Hochschule für Gestaltung: Ulmerin arbeitet an einem Roman über die HfG Ulm

Christiane Wachsmann im HfG-Archiv: Jetzt schreibt die frühere Kuratorin einen Roman über die Hochschule für Gestaltung.
Matthias Kessler- Ulmerin Christiane Wachsmann arbeitet an einem Roman über die HfG Ulm.
- Sie erhielt ein Stipendium über 1000 Euro, zusätzlich sind bis zu vier Lesungen geplant.
- Das Buch soll 2028 bei Danube Books erscheinen – der Schreibprozess hat gerade begonnen.
- Schauplatz ist 1968: Die HfG steht vor dem Aus, politische Unruhen prägen die Zeit.
- Inspiration liefert die Lage am Oberen Kuhberg mit Fort, Kleingärten und NS-Vergangenheit.
Die Zusammenfassung wurde durch künstliche Intelligenz erstellt.

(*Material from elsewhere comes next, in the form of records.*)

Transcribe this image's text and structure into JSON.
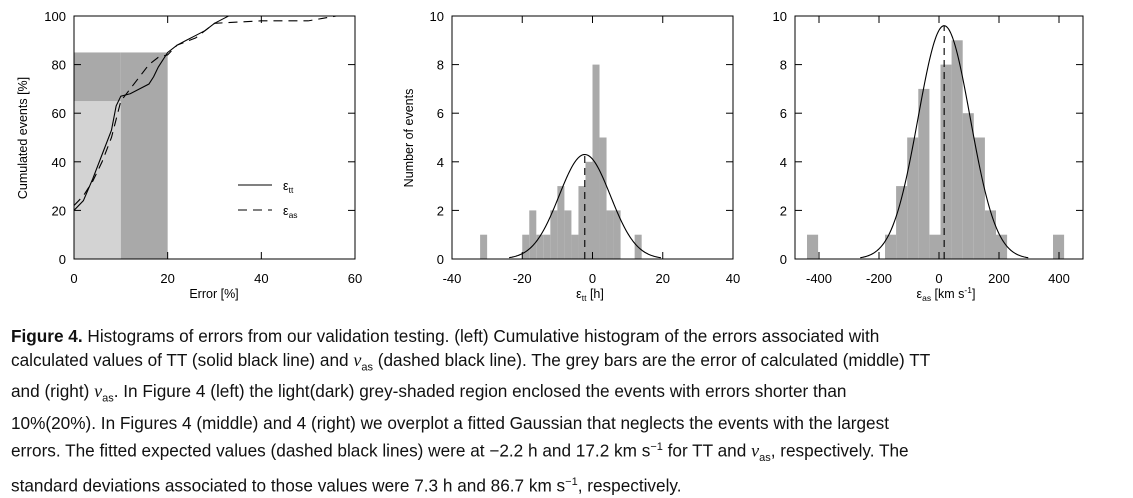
{
  "chart_data": [
    {
      "type": "line",
      "panel": "left",
      "xlabel": "Error [%]",
      "ylabel": "Cumulated events [%]",
      "xlim": [
        0,
        60
      ],
      "ylim": [
        0,
        100
      ],
      "xticks": [
        "0",
        "20",
        "40",
        "60"
      ],
      "yticks": [
        "0",
        "20",
        "40",
        "60",
        "80",
        "100"
      ],
      "shaded_regions": [
        {
          "x": [
            0,
            10
          ],
          "y": [
            0,
            65
          ],
          "color": "#d3d3d3"
        },
        {
          "x": [
            10,
            20
          ],
          "y": [
            0,
            85
          ],
          "color": "#a9a9a9"
        },
        {
          "x": [
            0,
            10
          ],
          "y": [
            65,
            85
          ],
          "color": "#a9a9a9"
        }
      ],
      "series": [
        {
          "name": "ε_tt",
          "style": "solid",
          "x": [
            0,
            2,
            4,
            6,
            8,
            9,
            10,
            12,
            14,
            16,
            17,
            18,
            20,
            22,
            24,
            26,
            28,
            30,
            32,
            33,
            60
          ],
          "y": [
            20,
            24,
            33,
            43,
            53,
            63,
            67,
            68,
            70,
            72,
            75,
            79,
            85,
            88,
            90,
            92,
            94,
            97,
            99,
            100,
            100
          ]
        },
        {
          "name": "ε_as",
          "style": "dashed",
          "x": [
            0,
            2,
            4,
            6,
            8,
            10,
            12,
            14,
            16,
            18,
            20,
            22,
            26,
            30,
            40,
            50,
            53,
            56
          ],
          "y": [
            22,
            26,
            32,
            40,
            50,
            65,
            70,
            75,
            80,
            83,
            84,
            88,
            91,
            97,
            98,
            98,
            99,
            100
          ]
        }
      ],
      "legend": [
        {
          "label": "ε",
          "sub": "tt",
          "style": "solid"
        },
        {
          "label": "ε",
          "sub": "as",
          "style": "dashed"
        }
      ],
      "legend_position": "center-right"
    },
    {
      "type": "bar",
      "panel": "middle",
      "xlabel": "ε",
      "xlabel_sub": "tt",
      "xlabel_unit": " [h]",
      "ylabel": "Number of events",
      "xlim": [
        -40,
        40
      ],
      "ylim": [
        0,
        10
      ],
      "xticks": [
        "-40",
        "-20",
        "0",
        "20",
        "40"
      ],
      "yticks": [
        "0",
        "2",
        "4",
        "6",
        "8",
        "10"
      ],
      "bin_width": 2,
      "bins": [
        {
          "x0": -32,
          "count": 1
        },
        {
          "x0": -20,
          "count": 1
        },
        {
          "x0": -18,
          "count": 2
        },
        {
          "x0": -16,
          "count": 1
        },
        {
          "x0": -14,
          "count": 1
        },
        {
          "x0": -12,
          "count": 2
        },
        {
          "x0": -10,
          "count": 3
        },
        {
          "x0": -8,
          "count": 2
        },
        {
          "x0": -6,
          "count": 1
        },
        {
          "x0": -4,
          "count": 3
        },
        {
          "x0": -2,
          "count": 4
        },
        {
          "x0": 0,
          "count": 8
        },
        {
          "x0": 2,
          "count": 5
        },
        {
          "x0": 4,
          "count": 2
        },
        {
          "x0": 6,
          "count": 2
        },
        {
          "x0": 12,
          "count": 1
        }
      ],
      "gaussian": {
        "mean": -2.2,
        "sigma": 7.3,
        "amplitude": 4.3
      },
      "dashed_line_x": -2.2
    },
    {
      "type": "bar",
      "panel": "right",
      "xlabel": "ε",
      "xlabel_sub": "as",
      "xlabel_unit": " [km s",
      "xlabel_sup": "-1",
      "xlabel_end": "]",
      "ylabel": "",
      "xlim": [
        -480,
        480
      ],
      "ylim": [
        0,
        10
      ],
      "xticks": [
        "-400",
        "-200",
        "0",
        "200",
        "400"
      ],
      "yticks": [
        "0",
        "2",
        "4",
        "6",
        "8",
        "10"
      ],
      "bin_width": 37,
      "bins": [
        {
          "x0": -440,
          "count": 1
        },
        {
          "x0": -180,
          "count": 1
        },
        {
          "x0": -143,
          "count": 3
        },
        {
          "x0": -106,
          "count": 5
        },
        {
          "x0": -69,
          "count": 7
        },
        {
          "x0": -32,
          "count": 1
        },
        {
          "x0": 5,
          "count": 8
        },
        {
          "x0": 42,
          "count": 9
        },
        {
          "x0": 79,
          "count": 6
        },
        {
          "x0": 116,
          "count": 5
        },
        {
          "x0": 153,
          "count": 2
        },
        {
          "x0": 190,
          "count": 1
        },
        {
          "x0": 380,
          "count": 1
        }
      ],
      "gaussian": {
        "mean": 17.2,
        "sigma": 86.7,
        "amplitude": 9.6
      },
      "dashed_line_x": 17.2
    }
  ],
  "caption": {
    "label": "Figure 4.",
    "line1": " Histograms of errors from our validation testing. (left) Cumulative histogram of the errors associated with",
    "line2_a": "calculated values of TT (solid black line) and ",
    "v": "v",
    "as": "as",
    "line2_b": " (dashed black line). The grey bars are the error of calculated (middle) TT",
    "line3_a": "and (right) ",
    "line3_b": ". In Figure 4 (left) the light(dark) grey-shaded region enclosed the events with errors shorter than",
    "line4": "10%(20%). In Figures 4 (middle) and 4 (right) we overplot a fitted Gaussian that neglects the events with the largest",
    "line5_a": "errors. The fitted expected values (dashed black lines) were at −2.2 h and 17.2 km s",
    "sup": "−1",
    "line5_b": " for TT and ",
    "line5_c": ", respectively. The",
    "line6_a": "standard deviations associated to those values were 7.3 h and 86.7 km s",
    "line6_b": ", respectively."
  }
}
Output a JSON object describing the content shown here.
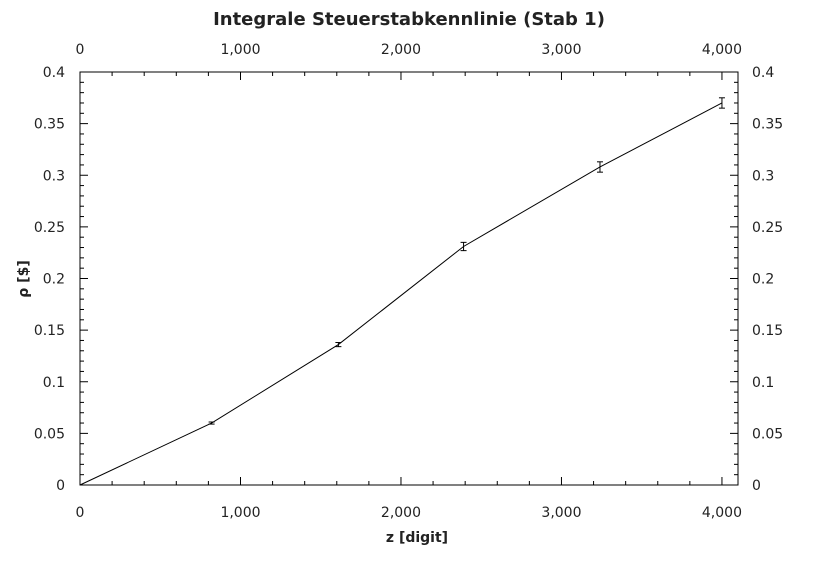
{
  "chart_data": {
    "type": "line",
    "title": "Integrale Steuerstabkennlinie (Stab 1)",
    "xlabel": "z [digit]",
    "ylabel": "ρ [$]",
    "xlim": [
      0,
      4100
    ],
    "ylim": [
      0,
      0.4
    ],
    "x_ticks": [
      {
        "value": 0,
        "label": "0"
      },
      {
        "value": 1000,
        "label": "1,000"
      },
      {
        "value": 2000,
        "label": "2,000"
      },
      {
        "value": 3000,
        "label": "3,000"
      },
      {
        "value": 4000,
        "label": "4,000"
      }
    ],
    "y_ticks": [
      {
        "value": 0,
        "label": "0"
      },
      {
        "value": 0.05,
        "label": "0.05"
      },
      {
        "value": 0.1,
        "label": "0.1"
      },
      {
        "value": 0.15,
        "label": "0.15"
      },
      {
        "value": 0.2,
        "label": "0.2"
      },
      {
        "value": 0.25,
        "label": "0.25"
      },
      {
        "value": 0.3,
        "label": "0.3"
      },
      {
        "value": 0.35,
        "label": "0.35"
      },
      {
        "value": 0.4,
        "label": "0.4"
      }
    ],
    "mirror_axes": true,
    "grid": false,
    "series": [
      {
        "x": [
          0,
          820,
          1610,
          2390,
          3240,
          4000
        ],
        "y": [
          0,
          0.06,
          0.136,
          0.231,
          0.308,
          0.37
        ],
        "yerr": [
          0,
          0.001,
          0.002,
          0.004,
          0.005,
          0.005
        ]
      }
    ]
  }
}
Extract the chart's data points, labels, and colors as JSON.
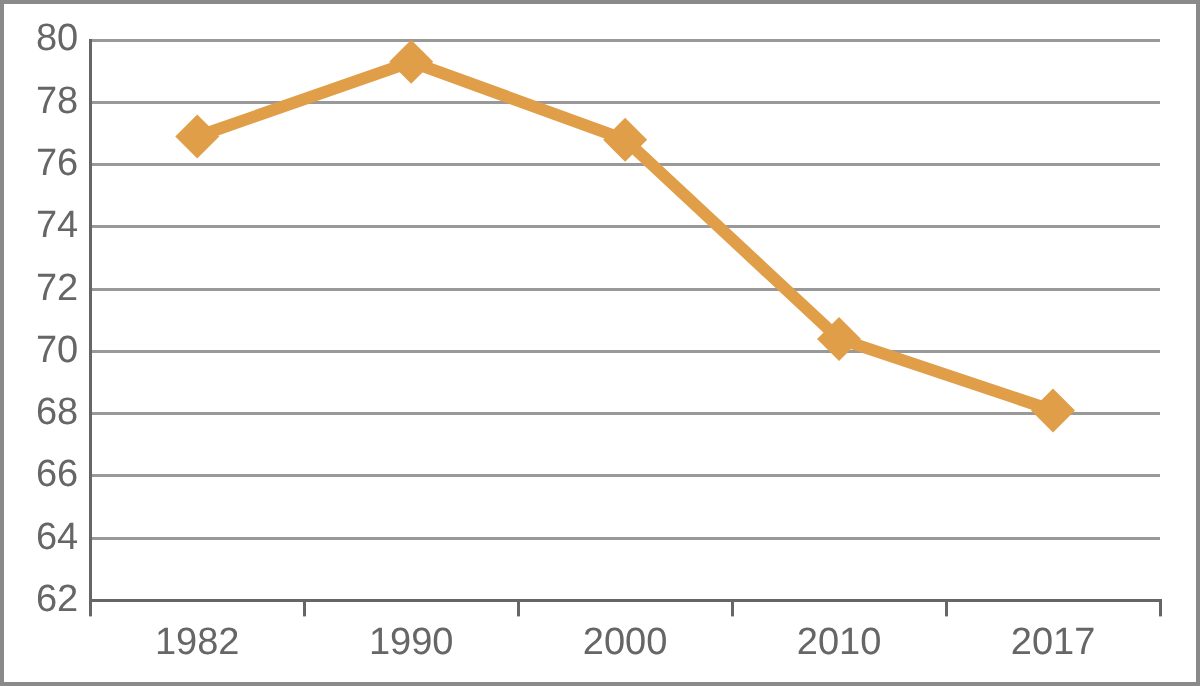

Zu sagen, dass sich Christiane Wachsmann gut mit der Ulmer Hochschule für Gestaltung auskennt, wäre eine maßlose Untertreibung. Die studierte Designerin und Innenarchitektin hat 1989 das HfG-Archiv aufgebaut, nach einer Familienpause war sie ab 2008 wieder dort tätig, sichtete Nachlässe, konzipierte Ausstellungen – und schrieb sogar ein Sachbuch über ihre Geschichte: „Vom Bauhaus beflügelt: Menschen und Ideen an der Hochschule für Gestaltung Ulm“. Im Februar 2026 verabschiedete sich die 1960 geborene Wachsmann in den Ruhestand, doch von der HfG kann sie nicht lassen: Aktuell arbeitet sie an einem Roman über die einflussreiche Design-Hochschule.
Wie nun bekannt wurde, hat die Ulmerin, die seit vielen Jahren nebenberuflich als Schriftstellerin aktiv ist, dafür ein Stipendium des Förderkreises der Schriftsteller:innen in Baden-Württemberg über 1000 Euro erhalten. „Das hat mich wahnsinnig gefreut“, sagt Wachsmann. Nach der Veröffentlichung gibt es zusätzlich eine Förderung von bis zu vier Lesungen. Noch aber steht Wachsmann am Anfang des Schreibprozesses, aber sie hat bereits einen Verlag: Das Buch soll 2028 bei Danube Books erscheinen.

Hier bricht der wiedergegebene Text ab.